Madem öyle bizim de etik bilincinin gelişmesine bir katkımız olsun.
—Devlet yönetiminde söz sahibi olanların birden fazla yerden maaş ve ücret almayı meşru saydıkları,
—Vekillerin, akrabalarına torpili dinen mubah gördükleri,
—Siyasi ve bürokratların ilk fırsatta eşini dostunu üst düzey yönetici olarak atattırdıkları,
—Başka görüşlere en çok söven-sayan, hakaret edenlerin kahraman ilan edildiği,
—Birisinin ayağını kaydırmak için iftira ve çamur atmanın normal sayıldığı,
—Bir yandan tasarruftan bahsederken diğer yanda milyonluk makam araçlarının cirit attığı,
—İnsanların bizimkiler ve ötekiler olarak ayrıştırıldığı, bizimkilerin hatalarının görmezden gelindiği,
—Konuşmanın, düşünmenin suç sayıldığı, insanların baskı altına alındığı,
—Bilginlerin değil, zenginlerin itibar gördüğü,
— Başarılı olanların değil yandaşların ödüllendirildiği,
—Terfilerde, liyakatin değil sadakatin kıstas alındığı,
—Başların ayak, ayakların baş yapıldığı, çivisi sökülmüş bir memlekette etik söylemi cılız bir kaç konuşma ve programdan öteye gitmeyecektir.
Oysa etik yaşanarak hayat bulur.
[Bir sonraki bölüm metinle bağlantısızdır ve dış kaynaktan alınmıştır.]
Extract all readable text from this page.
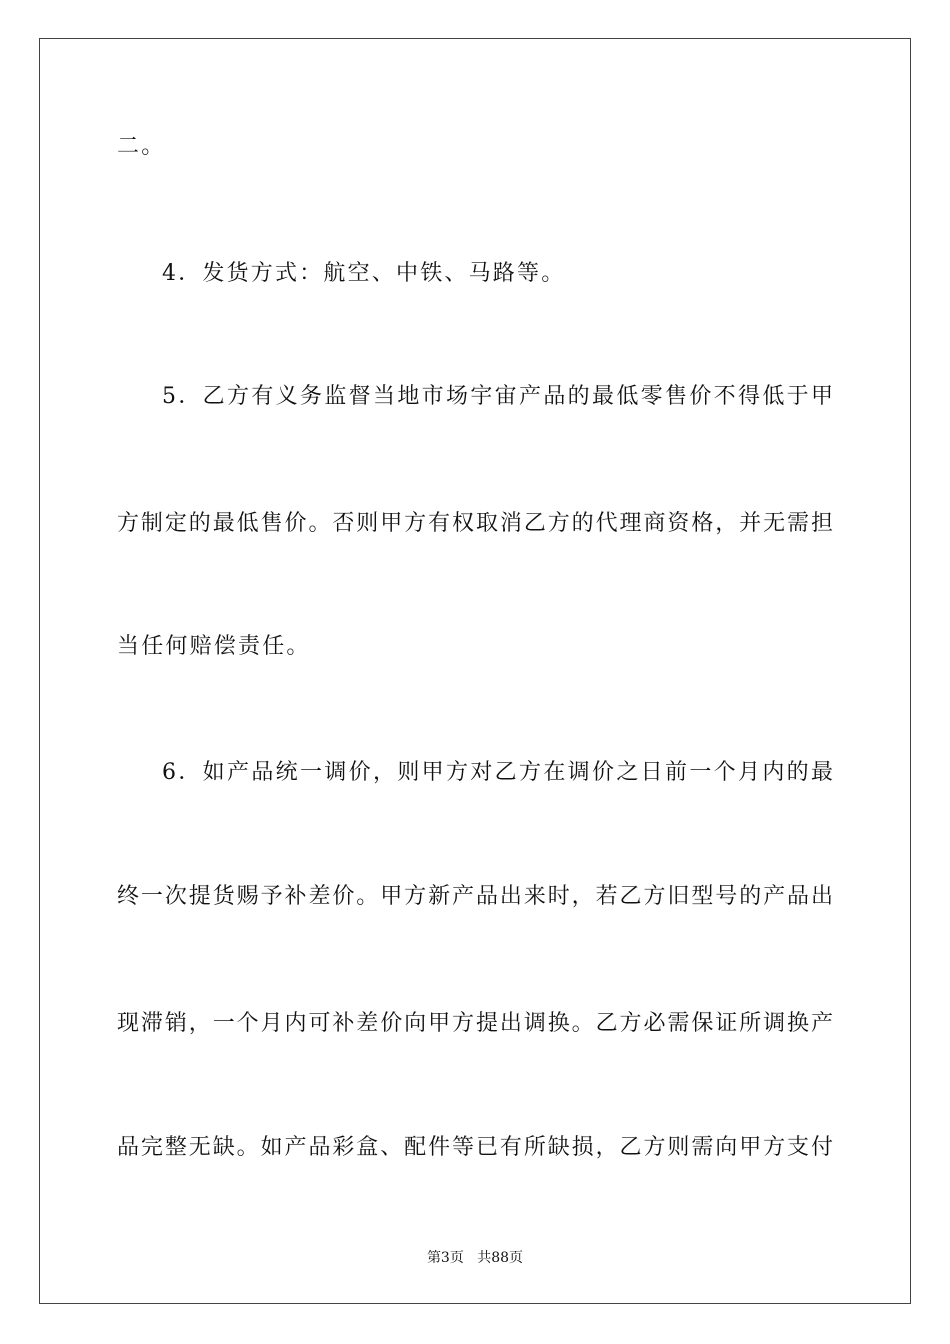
二。
4．发货方式：航空、中铁、马路等。
5．乙方有义务监督当地市场宇宙产品的最低零售价不得低于甲
方制定的最低售价。否则甲方有权取消乙方的代理商资格，并无需担
当任何赔偿责任。
6．如产品统一调价，则甲方对乙方在调价之日前一个月内的最
终一次提货赐予补差价。甲方新产品出来时，若乙方旧型号的产品出
现滞销，一个月内可补差价向甲方提出调换。乙方必需保证所调换产
品完整无缺。如产品彩盒、配件等已有所缺损，乙方则需向甲方支付
第3页 共88页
Kutlamalarla, salon programlarıyla etiği hayata geçirmek mümkün değildir. Toplumda şöyle haberler görseydik durum çok farklı olurdu.
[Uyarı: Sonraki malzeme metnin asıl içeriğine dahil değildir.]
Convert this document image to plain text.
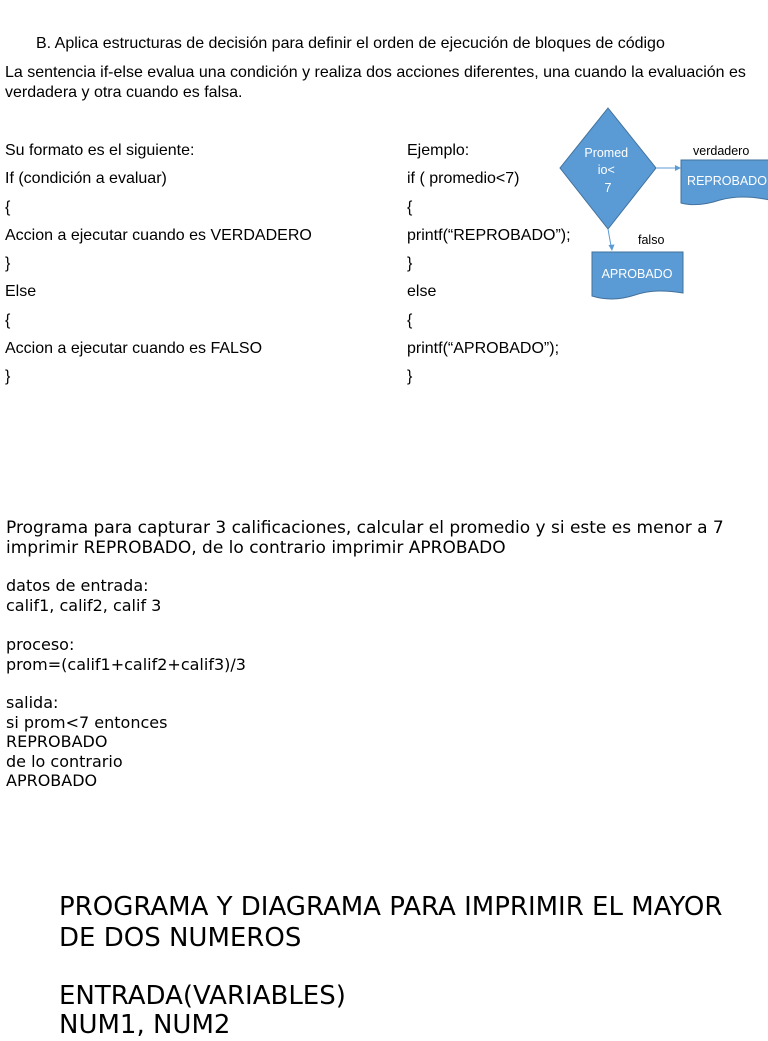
B. Aplica estructuras de decisión para definir el orden de ejecución de bloques de código

La sentencia if-else evalua una condición y realiza dos acciones diferentes, una cuando la evaluación es verdadera y otra cuando es falsa.

Su formato es el siguiente:
If (condición a evaluar)
{
Accion a ejecutar cuando es VERDADERO
}
Else
{
Accion a ejecutar cuando es FALSO
}
Ejemplo:
if ( promedio<7)
{
printf(“REPROBADO”);
}
else
{
printf(“APROBADO”);
}
Promed io< 7
verdadero
REPROBADO
falso
APROBADO

Programa para capturar 3 calificaciones, calcular el promedio y si este es menor a 7 imprimir REPROBADO, de lo contrario imprimir APROBADO

datos de entrada:
calif1, calif2, calif 3
proceso:
prom=(calif1+calif2+calif3)/3
salida:
si prom<7 entonces
REPROBADO
de lo contrario
APROBADO

PROGRAMA Y DIAGRAMA PARA IMPRIMIR EL MAYOR DE DOS NUMEROS

ENTRADA(VARIABLES)

NUM1, NUM2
– Kendisine bakanlık teklifi getirilen kişi bu konunun uzmanı değilim diyerek Bakanlık teklifini reddetti.
-Rektör, kendi çocuğu da müracaatçılar arasında olduğu halde hak eden başka birini işe aldı.
-Bakan kendisine hediye edilen saati, etik ilkelere aykırı bulduğunu söyleyerek almadı.
-Kurul başkanı, ikinci ve üçüncü yerden kendisine ödenecek ücretleri, ”hak etmediğim parayı alamam” diyerek reddetti.
-Genel müdür, kendisinden talep edilen işi mevzuata aykırı olduğu için reddetti. Adaletten şaşmam gerekirse istifa ederim dedi.
-Daire başkanı yapılmak istenen memur, kendisinin bu işe layık olmadığını belirterek hak eden birinin atanmasını istedi.
– Firma sahibi, Üst düzey yönetici olan kardeşinin kurumunda yapılan ihaleye insanlar yanlış anlayabilirler diye katılmadı.
– Kendisine ödül teklif edilen çalışan, bu ödülü ben değil falanca arkadaş hak ediyor diye ödülü reddetti.
– Esnaf piyasada azalan ürünleri deposundan çıkararak, vatandaş sıkıntı çekmesin diye rafları doldurdu.
– Müteahhit, hak ettiğimin üzerinde kar etmem haramdır diyerek fahiş fiyat artışı yapanları kınadı.
– Ev sahibi, asgari ücretle çalışan kiracıma maaşına gelen zamdan fazla zam yapmam dedi.
– Vekillerin tartışma sırasındaki nazik üslubu herkesi hayran bıraktı.
-Belediye başkanı aldığı karar nedeniyle mağdur olanlardan özür diledi.
-Doktorlar, bıçak parası adı altında vatandaştan para alanların meslekten men edilmesini istedi.
-Yeni başkan, kendi döneminde Belediyeye personel alınarak, hülle yoluyla memurluğa geçişinin asla yapılmayacağını, bunun kul hakkı olduğunu duyurdu.
Hadi bir kaç tane de siz yazın. İçimiz açılsın.